Talking to Professionals

It’s always a challenge to give a informative entertaining talk to a group of people who have come to an event and are gathered to listen to what I say. Recently I was the Guest Speaker at the Autumn Lunch of the Society of Women Writers and Journalists held in the National Liberal Club, Whitehall, London. I felt very honoured to have been asked and also somewhat daunted. Usually with talks to book clubs and libraries and literary events, I am talking to enthusiastic readers and people interested in books, in fiction and more specifically in what I write and why and how.  But in London my audience would be  professional writers and journalists many of whom are hugely experienced, have been writing far longer than me and have had much more published. There was nothing I could tell them about the craft of writing and the creation of characters and plots.  So I decided to tell them about the way I came into writing and how I weave into my fiction characteristics of people I’ve encountered, places I’ve seen and emotions I’ve felt.  Writers use what they have learned about the human condition and they allow their imagination to put their own spin on that. Truth should be found in the characterisation, the particularity and the words used to tell the tale.

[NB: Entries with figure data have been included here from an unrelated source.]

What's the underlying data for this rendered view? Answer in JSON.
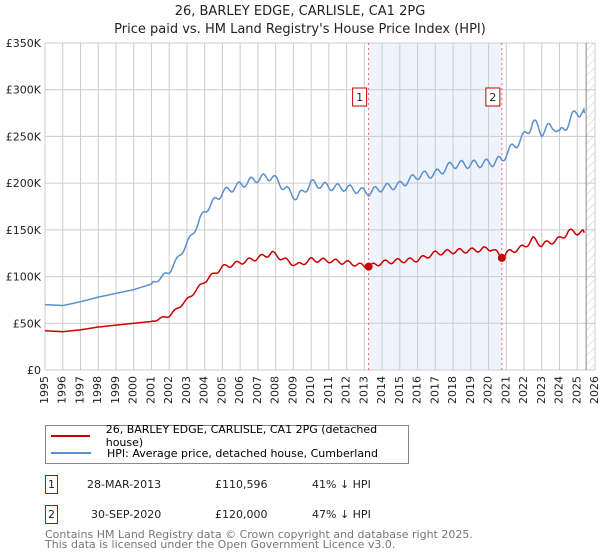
{
  "title": "26, BARLEY EDGE, CARLISLE, CA1 2PG",
  "subtitle": "Price paid vs. HM Land Registry's House Price Index (HPI)",
  "chart_data": {
    "type": "line",
    "xlim": [
      1995,
      2026
    ],
    "ylim": [
      0,
      350000
    ],
    "x_ticks": [
      "1995",
      "1996",
      "1997",
      "1998",
      "1999",
      "2000",
      "2001",
      "2002",
      "2003",
      "2004",
      "2005",
      "2006",
      "2007",
      "2008",
      "2009",
      "2010",
      "2011",
      "2012",
      "2013",
      "2014",
      "2015",
      "2016",
      "2017",
      "2018",
      "2019",
      "2020",
      "2021",
      "2022",
      "2023",
      "2024",
      "2025",
      "2026"
    ],
    "y_ticks": [
      {
        "v": 0,
        "label": "£0"
      },
      {
        "v": 50000,
        "label": "£50K"
      },
      {
        "v": 100000,
        "label": "£100K"
      },
      {
        "v": 150000,
        "label": "£150K"
      },
      {
        "v": 200000,
        "label": "£200K"
      },
      {
        "v": 250000,
        "label": "£250K"
      },
      {
        "v": 300000,
        "label": "£300K"
      },
      {
        "v": 350000,
        "label": "£350K"
      }
    ],
    "series": [
      {
        "name": "26, BARLEY EDGE, CARLISLE, CA1 2PG (detached house)",
        "color": "#cc0000",
        "x": [
          1995,
          1996,
          1997,
          1998,
          1999,
          2000,
          2001,
          2002,
          2003,
          2004,
          2005,
          2006,
          2007,
          2007.8,
          2008.5,
          2009.2,
          2010,
          2011,
          2012,
          2013.24,
          2014,
          2015,
          2016,
          2017,
          2018,
          2019,
          2020.2,
          2020.75,
          2021,
          2022,
          2022.5,
          2023,
          2024,
          2024.5,
          2025.4
        ],
        "y": [
          42000,
          41000,
          43000,
          46000,
          48000,
          50000,
          52000,
          58000,
          75000,
          95000,
          110000,
          115000,
          120000,
          125000,
          118000,
          112000,
          118000,
          117000,
          115000,
          110596,
          115000,
          117000,
          118000,
          125000,
          127000,
          128000,
          130000,
          120000,
          125000,
          132000,
          140000,
          134000,
          140000,
          148000,
          147000
        ]
      },
      {
        "name": "HPI: Average price, detached house, Cumberland",
        "color": "#5b8fd0",
        "x": [
          1995,
          1996,
          1997,
          1998,
          1999,
          2000,
          2001,
          2002,
          2003,
          2004,
          2005,
          2006,
          2007,
          2007.8,
          2008.5,
          2009.2,
          2010,
          2011,
          2012,
          2013.24,
          2014,
          2015,
          2016,
          2017,
          2018,
          2019,
          2020.2,
          2020.75,
          2021,
          2022,
          2022.5,
          2023,
          2023.7,
          2024,
          2024.5,
          2025,
          2025.4
        ],
        "y": [
          70000,
          69000,
          73000,
          78000,
          82000,
          86000,
          92000,
          105000,
          135000,
          170000,
          190000,
          198000,
          205000,
          207000,
          195000,
          184000,
          200000,
          196000,
          195000,
          190000,
          195000,
          198000,
          208000,
          210000,
          220000,
          220000,
          222000,
          225000,
          232000,
          250000,
          265000,
          255000,
          262000,
          252000,
          265000,
          277000,
          275000
        ]
      }
    ],
    "annotations": [
      {
        "label": "1",
        "x": 2013.24,
        "y": 110596
      },
      {
        "label": "2",
        "x": 2020.75,
        "y": 120000
      }
    ],
    "hatch_from": 2025.5
  },
  "legend": [
    "26, BARLEY EDGE, CARLISLE, CA1 2PG (detached house)",
    "HPI: Average price, detached house, Cumberland"
  ],
  "transactions": [
    {
      "num": "1",
      "date": "28-MAR-2013",
      "price": "£110,596",
      "hpi": "41% ↓ HPI"
    },
    {
      "num": "2",
      "date": "30-SEP-2020",
      "price": "£120,000",
      "hpi": "47% ↓ HPI"
    }
  ],
  "footer": [
    "Contains HM Land Registry data © Crown copyright and database right 2025.",
    "This data is licensed under the Open Government Licence v3.0."
  ]
}
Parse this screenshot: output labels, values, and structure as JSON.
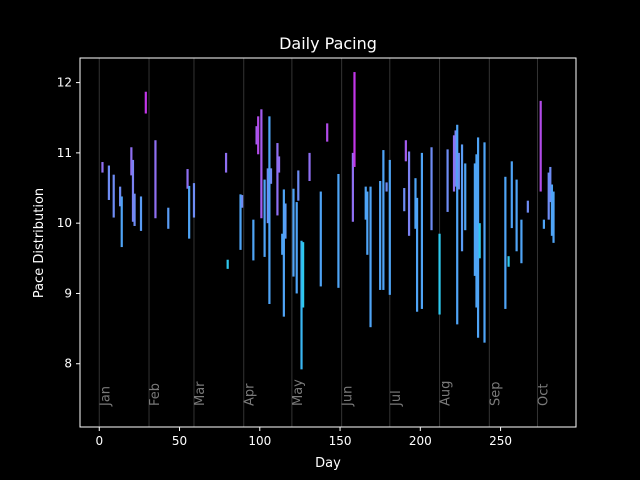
{
  "chart_data": {
    "type": "bar",
    "title": "Daily Pacing",
    "xlabel": "Day",
    "ylabel": "Pace Distribution",
    "xlim": [
      -12,
      297
    ],
    "ylim": [
      7.1,
      12.35
    ],
    "xticks": [
      0,
      50,
      100,
      150,
      200,
      250
    ],
    "yticks": [
      8,
      9,
      10,
      11,
      12
    ],
    "month_markers": [
      {
        "label": "Jan",
        "day": 0
      },
      {
        "label": "Feb",
        "day": 31
      },
      {
        "label": "Mar",
        "day": 59
      },
      {
        "label": "Apr",
        "day": 90
      },
      {
        "label": "May",
        "day": 120
      },
      {
        "label": "Jun",
        "day": 151
      },
      {
        "label": "Jul",
        "day": 181
      },
      {
        "label": "Aug",
        "day": 212
      },
      {
        "label": "Sep",
        "day": 243
      },
      {
        "label": "Oct",
        "day": 273
      }
    ],
    "ranges": [
      {
        "day": 2,
        "low": 10.72,
        "high": 10.87,
        "color": "#8f6ff2"
      },
      {
        "day": 6,
        "low": 10.33,
        "high": 10.82,
        "color": "#6e8cf4"
      },
      {
        "day": 9,
        "low": 10.08,
        "high": 10.69,
        "color": "#6e8cf4"
      },
      {
        "day": 13,
        "low": 10.24,
        "high": 10.52,
        "color": "#6e8cf4"
      },
      {
        "day": 14,
        "low": 9.66,
        "high": 10.38,
        "color": "#4fa4f6"
      },
      {
        "day": 20,
        "low": 10.68,
        "high": 11.08,
        "color": "#8f6ff2"
      },
      {
        "day": 21,
        "low": 10.02,
        "high": 10.9,
        "color": "#7b82f2"
      },
      {
        "day": 22,
        "low": 9.96,
        "high": 10.42,
        "color": "#6e8cf4"
      },
      {
        "day": 26,
        "low": 9.89,
        "high": 10.38,
        "color": "#5a9cf5"
      },
      {
        "day": 29,
        "low": 11.56,
        "high": 11.87,
        "color": "#c236e8"
      },
      {
        "day": 35,
        "low": 10.07,
        "high": 11.18,
        "color": "#8f6ff2"
      },
      {
        "day": 43,
        "low": 9.92,
        "high": 10.22,
        "color": "#5a9cf5"
      },
      {
        "day": 55,
        "low": 10.49,
        "high": 10.77,
        "color": "#8f6ff2"
      },
      {
        "day": 56,
        "low": 9.78,
        "high": 10.53,
        "color": "#4fa4f6"
      },
      {
        "day": 59,
        "low": 10.08,
        "high": 10.57,
        "color": "#6e8cf4"
      },
      {
        "day": 79,
        "low": 10.72,
        "high": 11.0,
        "color": "#8f6ff2"
      },
      {
        "day": 80,
        "low": 9.35,
        "high": 9.48,
        "color": "#2ec9ef"
      },
      {
        "day": 88,
        "low": 9.62,
        "high": 10.41,
        "color": "#4fa4f6"
      },
      {
        "day": 89,
        "low": 10.22,
        "high": 10.4,
        "color": "#6e8cf4"
      },
      {
        "day": 96,
        "low": 9.47,
        "high": 10.05,
        "color": "#4fa4f6"
      },
      {
        "day": 98,
        "low": 11.12,
        "high": 11.38,
        "color": "#a45cef"
      },
      {
        "day": 99,
        "low": 10.98,
        "high": 11.52,
        "color": "#b24be9"
      },
      {
        "day": 101,
        "low": 10.07,
        "high": 11.62,
        "color": "#a45cef"
      },
      {
        "day": 103,
        "low": 9.52,
        "high": 10.62,
        "color": "#4fa4f6"
      },
      {
        "day": 105,
        "low": 10.0,
        "high": 10.78,
        "color": "#6e8cf4"
      },
      {
        "day": 106,
        "low": 8.85,
        "high": 11.52,
        "color": "#4fa4f6"
      },
      {
        "day": 107,
        "low": 10.56,
        "high": 10.78,
        "color": "#6e8cf4"
      },
      {
        "day": 111,
        "low": 10.11,
        "high": 11.14,
        "color": "#8f6ff2"
      },
      {
        "day": 112,
        "low": 10.72,
        "high": 10.95,
        "color": "#8f6ff2"
      },
      {
        "day": 114,
        "low": 9.55,
        "high": 9.85,
        "color": "#4fa4f6"
      },
      {
        "day": 115,
        "low": 8.67,
        "high": 10.48,
        "color": "#4fa4f6"
      },
      {
        "day": 116,
        "low": 9.78,
        "high": 10.28,
        "color": "#5a9cf5"
      },
      {
        "day": 121,
        "low": 9.24,
        "high": 10.49,
        "color": "#4fa4f6"
      },
      {
        "day": 123,
        "low": 9.0,
        "high": 10.3,
        "color": "#4fa4f6"
      },
      {
        "day": 124,
        "low": 10.32,
        "high": 10.75,
        "color": "#6e8cf4"
      },
      {
        "day": 126,
        "low": 7.92,
        "high": 9.75,
        "color": "#3ab6f2"
      },
      {
        "day": 127,
        "low": 8.8,
        "high": 9.73,
        "color": "#2ec9ef"
      },
      {
        "day": 131,
        "low": 10.6,
        "high": 11.0,
        "color": "#8f6ff2"
      },
      {
        "day": 138,
        "low": 9.1,
        "high": 10.45,
        "color": "#4fa4f6"
      },
      {
        "day": 142,
        "low": 11.16,
        "high": 11.42,
        "color": "#b24be9"
      },
      {
        "day": 149,
        "low": 9.08,
        "high": 10.7,
        "color": "#4fa4f6"
      },
      {
        "day": 158,
        "low": 10.02,
        "high": 11.0,
        "color": "#8f6ff2"
      },
      {
        "day": 159,
        "low": 10.8,
        "high": 12.15,
        "color": "#c236e8"
      },
      {
        "day": 166,
        "low": 10.05,
        "high": 10.52,
        "color": "#4fa4f6"
      },
      {
        "day": 167,
        "low": 9.55,
        "high": 10.45,
        "color": "#4fa4f6"
      },
      {
        "day": 169,
        "low": 8.52,
        "high": 10.52,
        "color": "#4fa4f6"
      },
      {
        "day": 175,
        "low": 9.05,
        "high": 10.6,
        "color": "#4fa4f6"
      },
      {
        "day": 177,
        "low": 9.05,
        "high": 11.04,
        "color": "#4fa4f6"
      },
      {
        "day": 179,
        "low": 10.45,
        "high": 10.58,
        "color": "#6e8cf4"
      },
      {
        "day": 181,
        "low": 8.98,
        "high": 10.9,
        "color": "#4fa4f6"
      },
      {
        "day": 190,
        "low": 10.17,
        "high": 10.5,
        "color": "#6e8cf4"
      },
      {
        "day": 191,
        "low": 10.88,
        "high": 11.18,
        "color": "#a45cef"
      },
      {
        "day": 193,
        "low": 9.82,
        "high": 11.02,
        "color": "#7b82f2"
      },
      {
        "day": 197,
        "low": 9.92,
        "high": 10.64,
        "color": "#4fa4f6"
      },
      {
        "day": 198,
        "low": 8.74,
        "high": 10.36,
        "color": "#4fa4f6"
      },
      {
        "day": 201,
        "low": 8.78,
        "high": 11.0,
        "color": "#4fa4f6"
      },
      {
        "day": 207,
        "low": 9.9,
        "high": 11.08,
        "color": "#6e8cf4"
      },
      {
        "day": 212,
        "low": 8.7,
        "high": 9.85,
        "color": "#2ec9ef"
      },
      {
        "day": 217,
        "low": 10.16,
        "high": 11.05,
        "color": "#6e8cf4"
      },
      {
        "day": 221,
        "low": 10.45,
        "high": 11.25,
        "color": "#8f6ff2"
      },
      {
        "day": 222,
        "low": 10.52,
        "high": 11.32,
        "color": "#7b82f2"
      },
      {
        "day": 223,
        "low": 8.56,
        "high": 11.4,
        "color": "#4fa4f6"
      },
      {
        "day": 224,
        "low": 10.48,
        "high": 11.0,
        "color": "#6e8cf4"
      },
      {
        "day": 226,
        "low": 9.6,
        "high": 11.12,
        "color": "#5a9cf5"
      },
      {
        "day": 228,
        "low": 9.9,
        "high": 10.85,
        "color": "#4fa4f6"
      },
      {
        "day": 234,
        "low": 9.25,
        "high": 10.85,
        "color": "#4fa4f6"
      },
      {
        "day": 235,
        "low": 8.8,
        "high": 10.98,
        "color": "#4fa4f6"
      },
      {
        "day": 236,
        "low": 8.37,
        "high": 11.22,
        "color": "#4fa4f6"
      },
      {
        "day": 237,
        "low": 9.5,
        "high": 10.0,
        "color": "#2ec9ef"
      },
      {
        "day": 240,
        "low": 8.3,
        "high": 11.15,
        "color": "#4fa4f6"
      },
      {
        "day": 253,
        "low": 8.78,
        "high": 10.66,
        "color": "#4fa4f6"
      },
      {
        "day": 255,
        "low": 9.38,
        "high": 9.53,
        "color": "#2ec9ef"
      },
      {
        "day": 257,
        "low": 9.93,
        "high": 10.88,
        "color": "#4fa4f6"
      },
      {
        "day": 260,
        "low": 9.6,
        "high": 10.62,
        "color": "#4fa4f6"
      },
      {
        "day": 263,
        "low": 9.43,
        "high": 10.05,
        "color": "#4fa4f6"
      },
      {
        "day": 267,
        "low": 10.15,
        "high": 10.32,
        "color": "#6e8cf4"
      },
      {
        "day": 275,
        "low": 10.45,
        "high": 11.74,
        "color": "#b24be9"
      },
      {
        "day": 277,
        "low": 9.92,
        "high": 10.05,
        "color": "#4fa4f6"
      },
      {
        "day": 280,
        "low": 10.05,
        "high": 10.72,
        "color": "#6e8cf4"
      },
      {
        "day": 281,
        "low": 10.3,
        "high": 10.8,
        "color": "#6e8cf4"
      },
      {
        "day": 282,
        "low": 9.82,
        "high": 10.55,
        "color": "#4fa4f6"
      },
      {
        "day": 283,
        "low": 9.72,
        "high": 10.45,
        "color": "#4fa4f6"
      }
    ],
    "grid": false,
    "background": "#000000",
    "foreground": "#ffffff",
    "month_line_color": "#333333",
    "month_label_color": "#7a7a7a"
  }
}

My new book published 3 months ago, “The Lost Journey Homeward”, is a contemporary take on the parable of the Prodigal Son.  In my book, the prodigal is a daughter who has hit rock-bottom overseas, and her elder brother runs a country house hotel with problems. The father tries lovingly to get them back on track. If obligated to classify my book, I’d say it was a family saga about stormy relationships, the search for love and meaning in the wrong places and about the hard road home. It’s about guilt, hope, intolerance and forgiveness. It demonstrates that you can mess up your life big time but there’s always another chance to turn things around and find yourself.

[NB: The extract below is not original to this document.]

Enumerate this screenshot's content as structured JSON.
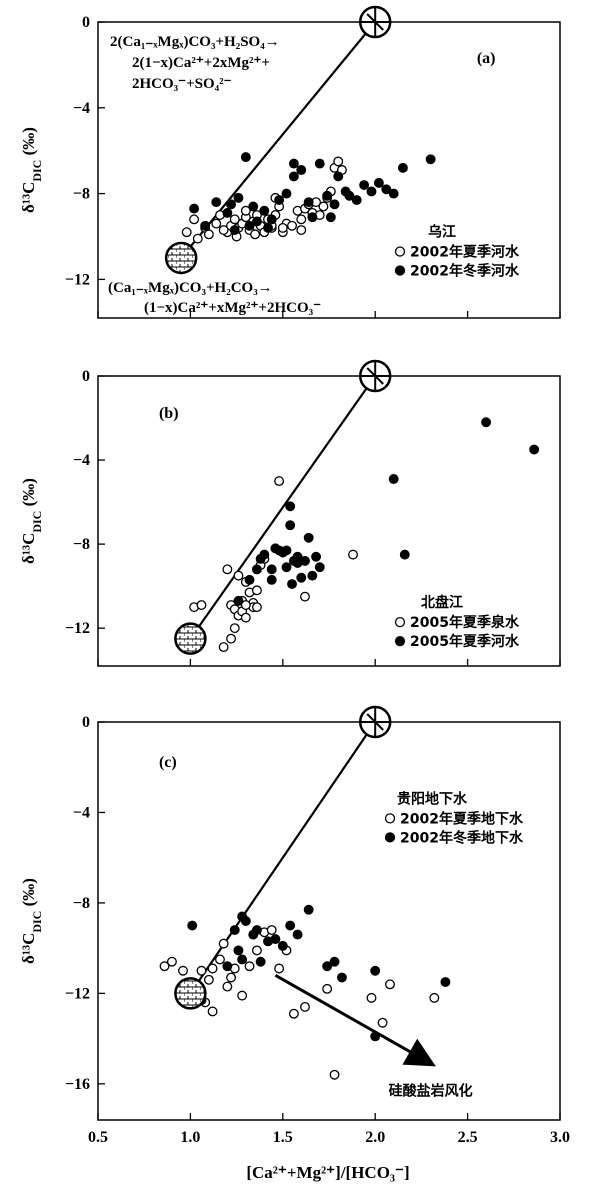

I’ve been blessed with a life full of love and adventure. I grabbed the chance to do wild and wacky things but, along the way, managed to learn the importance of communicating and connecting with others, – and of taking every opportunity to show compassion and promote peace and love.  I travelled far, and made some bad mistakes and unwise choices, but then I came home from the sea and from overseas. I write in the hope that my own story and my written stories will entertain and empower people who need to change direction. My novel is about the lost who journey homeward.

Prodigals with Tea and Cake

My third book has been published this summer by Onwards and Upwards – a novel called The Lost Journey Homeward. It is a contemporary take on the parable of the Prodigal Son, though in my book the prodigal is a daughter, Kate, who strays off the rails and falls into bad company overseas. The son, David, is a stay-at-home workaholic who runs a debt-ridden hotel. They try to get things back on track as they look for love but find disaster. Their father, Theo, is a renowned sculptor who tries to help his wayward children. My story interweaves the relationships between the family members, people they encounter and the ones they love.

I have a Book Launch on Thursday 10th September at 4pm in Salisbury at the Sarum College Bookshop in the Cathedral Close. I shall be giving a short talk with a reading from my book and there will be free tea and cake. Not for free but good value is the paperback which sells for £9.99 and the author – that’s me – will be there to sign your copy! Everyone is welcome. Do come – and bring a friend.